Re-run the scenario before any release that touches long-lived resources (DB connection pools, MCP session caches, audit hash chain accumulators) and compare the pre-load / post-load column. Anything above ~10 % residual drift on either container is worth investigating before tagging.
Followups (planned)
- DPoP egress throughput: measure how many
/v1/egress/...calls per second the proxy can sign-and-verify. CPU-bound on the RSA/ECDSA path. - MCP tool-call throughput: measure end-to-end MCP tool dispatch through PDP plus capability gate plus audit chain write.
- Enrolment burst: measure concurrent CSR issuance + DB insert.
The placeholders for each scenario live alongside the live script in
scripts/stress/ in the repo.
Hardware sizing rule of thumb
Until per-scenario numbers exist, we recommend sizing by the cheap path floor and applying a per-feature multiplier from operational experience rather than theory:
- Up to ~ 1500 sustained RPS of read-shaped traffic on a single Mastio container (~ 8 cores, ~ 8 GiB RAM).

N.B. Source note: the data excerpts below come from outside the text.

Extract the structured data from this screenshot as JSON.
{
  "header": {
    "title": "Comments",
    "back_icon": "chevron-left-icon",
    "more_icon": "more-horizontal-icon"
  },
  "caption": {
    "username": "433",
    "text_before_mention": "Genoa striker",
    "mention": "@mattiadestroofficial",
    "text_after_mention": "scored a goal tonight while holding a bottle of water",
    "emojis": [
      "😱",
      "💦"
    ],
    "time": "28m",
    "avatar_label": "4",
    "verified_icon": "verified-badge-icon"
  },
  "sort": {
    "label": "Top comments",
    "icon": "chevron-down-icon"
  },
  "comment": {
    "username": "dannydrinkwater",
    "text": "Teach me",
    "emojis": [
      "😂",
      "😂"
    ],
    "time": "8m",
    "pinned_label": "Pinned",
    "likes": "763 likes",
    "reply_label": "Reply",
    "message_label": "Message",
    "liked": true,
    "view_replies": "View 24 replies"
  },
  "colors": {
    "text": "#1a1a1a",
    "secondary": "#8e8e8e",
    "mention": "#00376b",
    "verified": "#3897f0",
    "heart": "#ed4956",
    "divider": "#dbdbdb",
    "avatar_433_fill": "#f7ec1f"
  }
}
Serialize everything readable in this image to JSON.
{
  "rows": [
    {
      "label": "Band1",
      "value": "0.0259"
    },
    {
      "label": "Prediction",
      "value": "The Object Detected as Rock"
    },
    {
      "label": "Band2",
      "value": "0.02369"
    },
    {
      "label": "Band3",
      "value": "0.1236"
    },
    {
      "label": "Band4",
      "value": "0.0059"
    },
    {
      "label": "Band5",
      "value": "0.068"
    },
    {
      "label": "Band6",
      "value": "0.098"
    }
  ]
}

- Halve that floor if every request also involves a DPoP signature verification.
- Halve again if every request takes the AI gateway path (upstream provider latency dominates anyway).
- Scale horizontally: multiple Mastio containers behind a load balancer, sharing the same Postgres: once you cross the floor. Standalone SQLite mode tops out before that point; Postgres mode scales linearly with replicas.
We will replace the rule of thumb with measured numbers as the k6 scenarios land.